Time to get out the big guns. A debug log from Samba at our highest logging level, and a network packet capture trace (using the Open Source software “wireshark”) of when the problem was happening. Looking at the log didn’t show any obvious errors, other than the fact that Excel does an insane number of operations over the network to do something as simple as a “Save File” (if you’ve ever wondered why Excel is slow, look at what it does over a network). A brief glance at the network capture trace didn’t help either, everything looked fine except that on the save operation to the Samba server, Excel strangely decided to abort half way through.

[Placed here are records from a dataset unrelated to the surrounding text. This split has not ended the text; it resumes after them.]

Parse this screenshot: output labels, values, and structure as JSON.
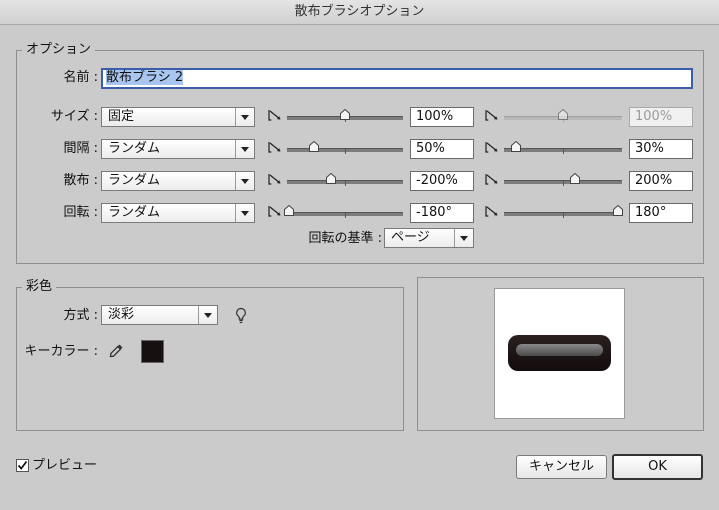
{
  "window": {
    "title": "散布ブラシオプション"
  },
  "options_group": {
    "legend": "オプション",
    "name_label": "名前 :",
    "name_value": "散布ブラシ 2",
    "rows": [
      {
        "label": "サイズ :",
        "select": "固定",
        "min_value": "100%",
        "max_value": "100%",
        "min_pos": 0.5,
        "max_pos": 0.5,
        "max_disabled": true
      },
      {
        "label": "間隔 :",
        "select": "ランダム",
        "min_value": "50%",
        "max_value": "30%",
        "min_pos": 0.23,
        "max_pos": 0.1,
        "max_disabled": false
      },
      {
        "label": "散布 :",
        "select": "ランダム",
        "min_value": "-200%",
        "max_value": "200%",
        "min_pos": 0.38,
        "max_pos": 0.6,
        "max_disabled": false
      },
      {
        "label": "回転 :",
        "select": "ランダム",
        "min_value": "-180°",
        "max_value": "180°",
        "min_pos": 0.02,
        "max_pos": 0.97,
        "max_disabled": false
      }
    ],
    "rotation_basis_label": "回転の基準 :",
    "rotation_basis_value": "ページ"
  },
  "coloring_group": {
    "legend": "彩色",
    "method_label": "方式 :",
    "method_value": "淡彩",
    "key_color_label": "キーカラー :",
    "key_color": "#161010"
  },
  "preview_checkbox": {
    "label": "プレビュー",
    "checked": true
  },
  "buttons": {
    "cancel": "キャンセル",
    "ok": "OK"
  }
}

This was getting more interesting. It seemed to be a generic failure of the “Save” operation, nothing to do with the “Sync” feature at all. So let’s test saving an Excel file against a Samba share without the “Sync” feature turned on in the client. Surely this must work, we also never ship a version of Samba without testing against Microsoft Office. Yes indeed, a normal save worked fine. So it was something to do with the “Sync” feature. But what could it be ?

The only thing to do was to do a second wireshark trace from the client to a Windows 2003 server, and then compare the two packet traces, the “bad” against the “good”, packet by packet.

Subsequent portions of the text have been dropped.